Or, the Sith’s Guide to Getting Your Groove Back
The sequel to Star Wars Episode III: Revenge of the Sith picks up a few weeks after the events of the film. Vader is still adjusting to his suit, which was hastily made and of poor quality. His confidence has also been shaken, and Emperor Palpatine sends him on a mission that he believes will reignite Vader’s strength in the Force. Meanwhile, a few Jedi survivors of Order 66 attempt to evade stormtroopers and get off-world, in order to find other survivors. Inevitably, Vader’s and the Jedi’s paths will cross.
The Good: Dark Lord has a number of great scenes in it. Early on, Vader is contemplating the damage to his body, and runs through the functions of the suit, juxtaposed against his dismay. Later, Bail Organa’s suspicion over Vader’s identity and his anxiety concerning Vader meeting Bail’s wife and adopted daughter was well-written. Bail gets a decent amount of time here and is better developed than anything we saw in the Prequel Trilogy. Vader’s character arc through the novel is the highlight, as we see him fully move on from being Anakin to being a Dark Lord of the Sith. The novel also clarifies some items from Episode III (involving Darth Plagueis, among other things). There is one “cameo” that came as a surprise, and worked very well within the context of the story. Luceno’s writing is smooth and breezy. It is not a complicated novel; in fact, it is straight-forward in the storytelling. While this made the novel easy to get through, it also makes for a hollow feeling at the end. And Shryne’s character arc was decent, and considering half the novel focuses on him, he is capable of sustaining the book.
The Bad: Outside of Shryne, the other original characters of the novel never fully come to life. They come off as generic and by-the-numbers. The connection between Jula and Shryne is a groan-inducing cliche. And the other cameo at the end of the novel comes off as not only being odd, but stilted (I don’t want to spoil it). It would have also been nice to spend more time on Vader, instead of switching back and forth with a new set of characters that the reader has zero attachment to.

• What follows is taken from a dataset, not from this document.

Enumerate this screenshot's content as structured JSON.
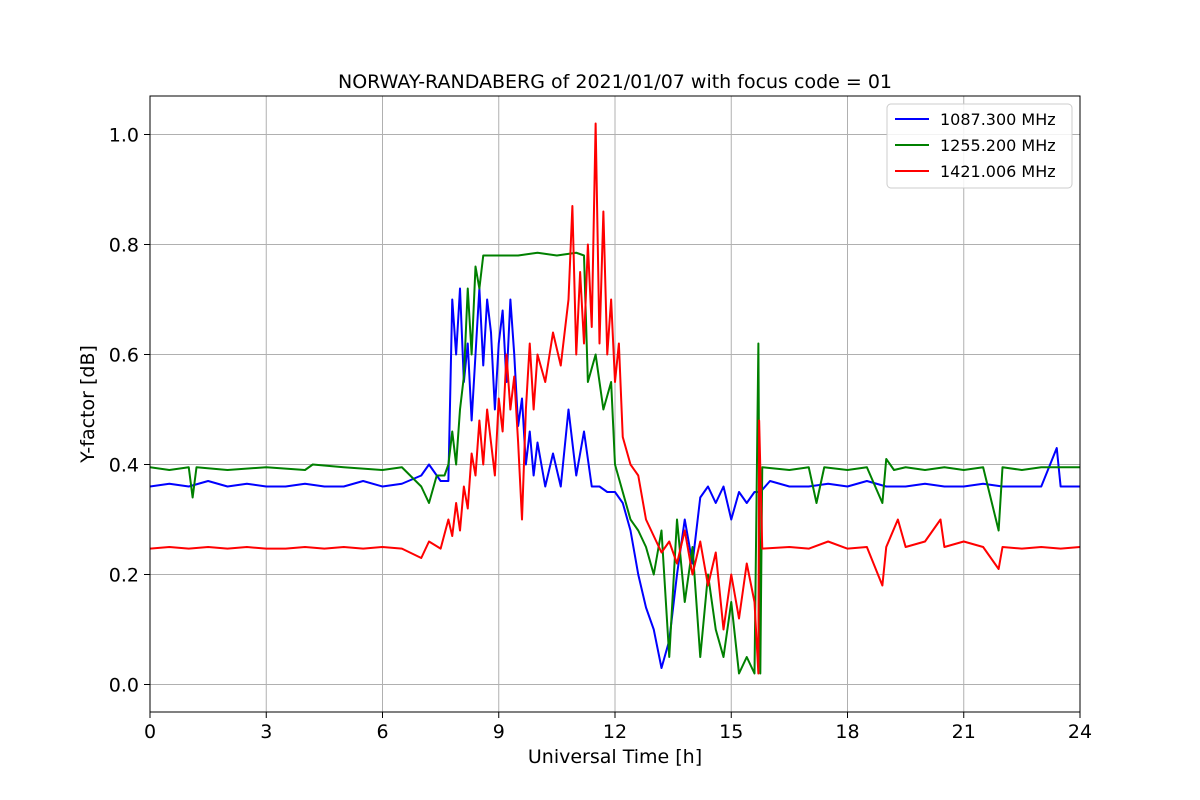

The Ugly: Vader beheading two Jedi in one swoop. That’s gotta’ hurt.
Rating: 8.0 out of 10
Conclusion: Dark Lord is a good novel, but doesn’t offer anything terribly complex or compelling. Rather, it feels safe- the obligatory telling of the aftermath of Episode III. While some parts work great (the aforementioned scene with Vader assessing the damage to his body), and there is no shortage of action, the novel never attempts to be more than its most basic parts. And that’s not an awful thing, but when compared to a lot of the other books put out by Del Rey in the Star Wars range, it falls a bit short. Recommended, but don’t expect a classic.